Eye-opening tour by Modesto City Schools helps students connect with HBCUs

Modesto students visit Morehouse College, located in Atlanta, on the district’s tour of historically black colleges and universities. Modesto City Schools

When she was a senior at Modesto High School, Daijah Briley was set to attend Sacramento State. But after taking a tour of historically Black colleges and universities, she decided to attend Clark Atlanta University.

Briley is one of 28 students who have gone on to attend an HBCU after the Modesto City Schools-sponsored tour since the 2022-23 school year.

“It changed my whole life,” Briley said. “As soon as I decided, I started telling everyone, I am going to Clark Atlanta University. Didn’t know how I was going to pay for it, none of that yet. But I had my heart set on [it] and I was going and I told my mom, and she told my village, and we made it happen.”

Now a third-year college student, she has talked to Modesto City Schools students touring Clark Atlanta, which she described as a full-circle moment. “It was just very inspiring and felt good to know that this is still happening and I’m still making an impact by being someone who’s done it
before,” Briley said.

Modesto students visit Morris Brown College in Atlanta. Modesto City Schools

Modesto City Schools is the only district in the Central Valley to offer a district-funded tour of HBCUs

The tour is open to all high school students at MCS. The final selection of students is solidified prior to winter break, who must apply with volunteer hours, letters of recommendation and more

The district’s work to expose students to HBCUs in part earned it a Black EdCellence Award from the California Association of Black School Educators this year. Before 2022, Modesto City Schools ran an HBCU tour between 2007 and 2017 through fundraising efforts

“And every year, it just got tougher and tougher to raise the money. But we kept it going,” Board of Education Trustee John Ervin III said.

After he and HR Director Fallon Ferris advocated on behalf of the tour to former Superintendent Sara Noguchi, the district began funding the program as of the 2022-23 school year. Currently, the district partners with the HBCU Making Moves Tour to facilitate the trip.

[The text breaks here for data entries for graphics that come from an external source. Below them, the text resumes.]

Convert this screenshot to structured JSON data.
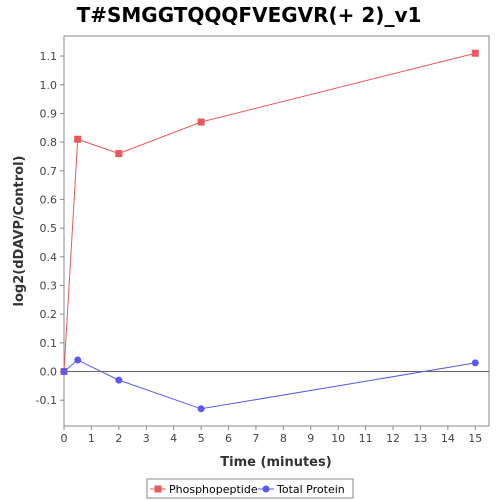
{
  "chart_data": {
    "type": "line",
    "title": "T#SMGGTQQQFVEGVR(+ 2)_v1",
    "xlabel": "Time (minutes)",
    "ylabel": "log2(dDAVP/Control)",
    "xlim": [
      0,
      15.5
    ],
    "ylim": [
      -0.19,
      1.17
    ],
    "xticks": [
      0,
      1,
      2,
      3,
      4,
      5,
      6,
      7,
      8,
      9,
      10,
      11,
      12,
      13,
      14,
      15
    ],
    "yticks": [
      -0.1,
      0.0,
      0.1,
      0.2,
      0.3,
      0.4,
      0.5,
      0.6,
      0.7,
      0.8,
      0.9,
      1.0,
      1.1
    ],
    "ytick_labels": [
      "-0.1",
      "0.0",
      "0.1",
      "0.2",
      "0.3",
      "0.4",
      "0.5",
      "0.6",
      "0.7",
      "0.8",
      "0.9",
      "1.0",
      "1.1"
    ],
    "grid": false,
    "zero_line": true,
    "legend_position": "bottom",
    "series": [
      {
        "name": "Phosphopeptide",
        "color": "#e8585c",
        "marker": "square",
        "x": [
          0,
          0.5,
          2,
          5,
          15
        ],
        "y": [
          0.0,
          0.81,
          0.76,
          0.87,
          1.11
        ]
      },
      {
        "name": "Total Protein",
        "color": "#5a5aee",
        "marker": "circle",
        "x": [
          0,
          0.5,
          2,
          5,
          15
        ],
        "y": [
          0.0,
          0.04,
          -0.03,
          -0.13,
          0.03
        ]
      }
    ]
  }
}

“I was ecstatic,” Ervin said. “We have now brought back an opportunity for students that show that they have opportunities not limited to just California. They can broaden horizons. They can go places where, for the most part, students and staff and professors look like them.”

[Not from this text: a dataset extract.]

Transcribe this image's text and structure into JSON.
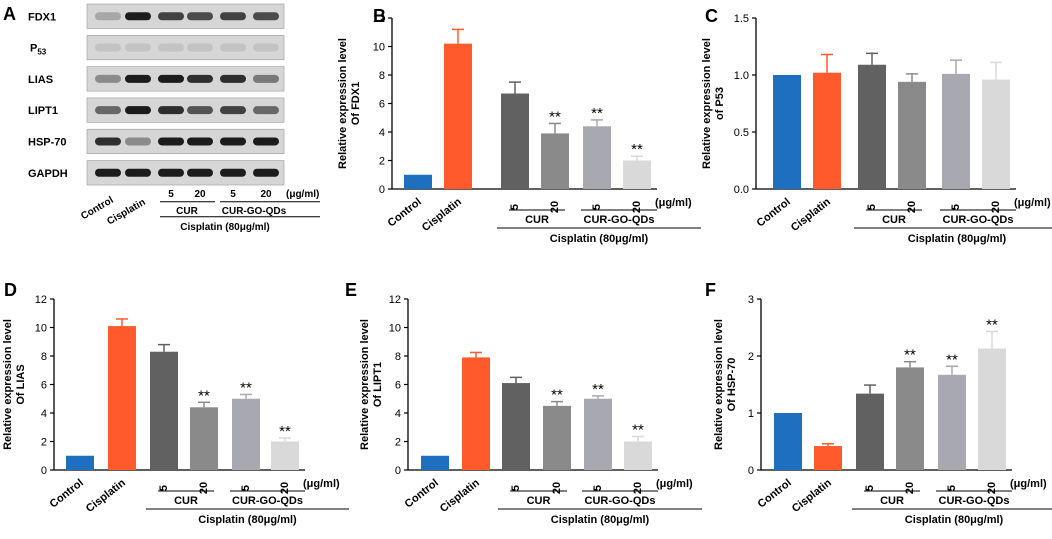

There is only one HBCU in California: the Charles R. Drew University of Medicine and Science, located in the Los Angeles County community of Willowbrook. There are many more in the South and on the East Coast, which is where the trips usually go.

Ferris added that since not all students have parents who went to college and can attest to that experience, the trip offers an exposure they might not get in their immediate circle.

“Once you see the possibilities, once you’re on that campus, once you see what it’s like to be a college student, it’s life-changing to just see these students’ faces light up at the possibilities,” Ferris said.

Modesto City Schools alumni attending HBCUs have connected with many of the students on the tours, answering questions about tuition, campus life, applications and more.

Noah White is a graduate of Davis High School and a current senior at Morehouse College, a men’s HBCU. White remembered speaking with Briley during his first year at Morehouse when she was on the HBCU tour.

“Being able to see more than one group of students come, they’re more inquisitive about what they want to learn, whether it’s at Morehouse or Spelman, Clark, or other HBCUs,” White said. “It’s really nice that they’re getting a curiosity and interest in wanting to go to an HBCU because it’s a really unique experience that you can’t find anywhere in the world.”

According to Ervin, during the first iteration of the program, more than 100 students went on to attend HBCUs. In the past three school years, 28 students have gone on to attend HBCUs, including Clark Atlanta University, Morehouse, Fisk University, Howard University, Texas Southern University, Spelman College, Dillard University, Alabama State University and Xavier University.

This school year, students on the tour will visit Xavier University, Dillard University, Southern University, Grambling University, Alcorn University, Mississippi Valley State University and Jackson State University.

The trip also incorporates Black history and culture. The 2024-25 school year trip to Alabama included visiting Dr. Martin Luther King Jr.’s Church, Rosa Parks’ bus route, the Tuskegee Airmen Museum, the Dr. Martin Luther King Jr. Museum, the National Memorial for Peace and Justice and the Harriet Tubman Museum.